She was in the market for a new career anyway. Fashion design, it turned out, was a disillusionment: “I got into it because I like to draw. I liked the creative part. But you really have to think about business first and foremost. I never liked that part of it. I don’t miss it. I wouldn’t go back to it, never in a million years.”

Since she looks the part so much, why didn’t she ever consider a modeling career?

“I’ve just never been interested in it that much,” she replied. “I’ve done some modeling, but I haven’t had any romantic assignments in exotic regions of the world. I’ve just done boring, in-house stuff, nothing major. I just did it to make ends meet. With the money I made, I could live more comfortably than the rest of the band (Pride).”

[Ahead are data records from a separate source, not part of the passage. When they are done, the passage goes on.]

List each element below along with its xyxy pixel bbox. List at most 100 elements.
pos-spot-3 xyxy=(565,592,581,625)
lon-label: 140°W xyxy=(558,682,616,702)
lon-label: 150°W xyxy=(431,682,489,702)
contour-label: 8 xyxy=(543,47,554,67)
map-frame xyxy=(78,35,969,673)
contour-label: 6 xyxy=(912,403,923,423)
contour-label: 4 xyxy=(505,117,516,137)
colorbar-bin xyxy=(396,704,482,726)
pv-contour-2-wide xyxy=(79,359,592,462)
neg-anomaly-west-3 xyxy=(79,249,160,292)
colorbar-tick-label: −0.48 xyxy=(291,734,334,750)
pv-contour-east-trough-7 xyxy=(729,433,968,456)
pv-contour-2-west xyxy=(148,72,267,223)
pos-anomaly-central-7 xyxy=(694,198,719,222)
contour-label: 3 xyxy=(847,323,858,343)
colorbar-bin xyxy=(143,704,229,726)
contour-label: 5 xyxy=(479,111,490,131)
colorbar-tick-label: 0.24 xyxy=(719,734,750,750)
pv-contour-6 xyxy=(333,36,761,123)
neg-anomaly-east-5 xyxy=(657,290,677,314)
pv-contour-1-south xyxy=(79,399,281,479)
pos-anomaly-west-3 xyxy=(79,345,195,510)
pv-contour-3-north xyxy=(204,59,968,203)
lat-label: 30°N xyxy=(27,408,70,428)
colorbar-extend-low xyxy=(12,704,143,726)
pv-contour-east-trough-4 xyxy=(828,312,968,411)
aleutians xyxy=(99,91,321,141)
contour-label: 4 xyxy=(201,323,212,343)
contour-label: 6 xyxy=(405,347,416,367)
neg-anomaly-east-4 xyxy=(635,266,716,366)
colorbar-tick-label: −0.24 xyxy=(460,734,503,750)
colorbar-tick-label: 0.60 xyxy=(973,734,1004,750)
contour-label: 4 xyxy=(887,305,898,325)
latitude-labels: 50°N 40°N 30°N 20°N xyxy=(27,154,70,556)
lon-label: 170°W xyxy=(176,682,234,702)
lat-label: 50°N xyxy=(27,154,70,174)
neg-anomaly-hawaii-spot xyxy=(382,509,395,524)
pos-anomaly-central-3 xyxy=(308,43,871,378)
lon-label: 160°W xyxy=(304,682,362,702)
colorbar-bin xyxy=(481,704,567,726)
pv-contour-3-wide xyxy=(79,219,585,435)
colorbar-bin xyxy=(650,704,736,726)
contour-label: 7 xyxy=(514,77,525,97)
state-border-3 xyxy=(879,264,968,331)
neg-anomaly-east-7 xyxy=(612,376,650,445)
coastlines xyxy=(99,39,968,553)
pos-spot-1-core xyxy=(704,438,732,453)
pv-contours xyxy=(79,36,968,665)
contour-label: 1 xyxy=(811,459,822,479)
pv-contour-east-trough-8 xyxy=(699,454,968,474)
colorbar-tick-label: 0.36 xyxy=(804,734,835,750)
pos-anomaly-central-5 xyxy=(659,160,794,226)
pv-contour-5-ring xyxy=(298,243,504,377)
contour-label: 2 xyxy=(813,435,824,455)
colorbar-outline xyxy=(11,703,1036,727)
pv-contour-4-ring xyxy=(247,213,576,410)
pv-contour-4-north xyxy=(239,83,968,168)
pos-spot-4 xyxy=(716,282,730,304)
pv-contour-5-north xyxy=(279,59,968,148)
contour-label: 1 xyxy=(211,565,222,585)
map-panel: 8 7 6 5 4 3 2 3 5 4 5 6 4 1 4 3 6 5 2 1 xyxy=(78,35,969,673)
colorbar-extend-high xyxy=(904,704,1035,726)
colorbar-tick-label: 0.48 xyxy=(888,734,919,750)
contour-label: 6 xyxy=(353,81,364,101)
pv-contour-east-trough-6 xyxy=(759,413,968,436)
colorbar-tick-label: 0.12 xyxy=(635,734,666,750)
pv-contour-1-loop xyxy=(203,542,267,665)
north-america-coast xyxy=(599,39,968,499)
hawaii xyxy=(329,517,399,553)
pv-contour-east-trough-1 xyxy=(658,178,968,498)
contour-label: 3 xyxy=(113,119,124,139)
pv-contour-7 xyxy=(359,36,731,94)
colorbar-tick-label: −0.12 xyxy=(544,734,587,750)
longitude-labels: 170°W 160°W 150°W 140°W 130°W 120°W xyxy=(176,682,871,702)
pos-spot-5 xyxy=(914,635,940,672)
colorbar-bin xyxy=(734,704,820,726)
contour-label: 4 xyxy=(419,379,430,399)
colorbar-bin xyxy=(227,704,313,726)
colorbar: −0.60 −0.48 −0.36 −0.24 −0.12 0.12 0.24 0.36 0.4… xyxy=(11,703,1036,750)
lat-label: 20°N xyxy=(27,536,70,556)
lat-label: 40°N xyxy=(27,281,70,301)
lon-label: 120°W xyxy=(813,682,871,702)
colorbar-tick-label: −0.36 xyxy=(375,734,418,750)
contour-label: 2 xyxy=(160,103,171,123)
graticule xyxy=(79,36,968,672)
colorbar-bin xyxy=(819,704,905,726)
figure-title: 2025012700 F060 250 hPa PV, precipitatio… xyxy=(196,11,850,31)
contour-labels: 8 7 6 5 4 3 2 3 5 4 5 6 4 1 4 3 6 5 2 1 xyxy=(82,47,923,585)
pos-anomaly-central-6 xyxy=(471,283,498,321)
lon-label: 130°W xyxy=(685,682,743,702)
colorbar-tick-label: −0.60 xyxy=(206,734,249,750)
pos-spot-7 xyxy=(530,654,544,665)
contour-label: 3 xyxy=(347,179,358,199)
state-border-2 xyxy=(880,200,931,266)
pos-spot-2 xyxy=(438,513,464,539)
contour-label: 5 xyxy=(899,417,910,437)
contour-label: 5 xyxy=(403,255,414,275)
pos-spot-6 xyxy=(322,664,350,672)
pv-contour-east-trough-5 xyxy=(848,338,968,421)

After Pride, which never really prospered, finally collapsed, she and her band, now named for her (sax and guitar player Stuart Matthewman, keyboards player Andrew Hale, bassist Paul Denman and drummer Paul Cooke) hooked up with producer Robin Millar, who helped polish their sound.

“Robin has been a great help,” Sade said. “We need a producer who won’t interfere with our sound. He doesn’t do that. We want someone to record the songs and make them sound the way we want them to sound. We don’t need a producer to impose himself on us. We don’t need anyone telling us what to do.

“That may sound harsh, but that’s how we feel. If you have this vision, this purpose, you can’t let anyone get in the way and spoil it. That’s how bands go down the drain. Believe me, we’re not going down the drain. We’ve come too far and worked too hard to let that happen.”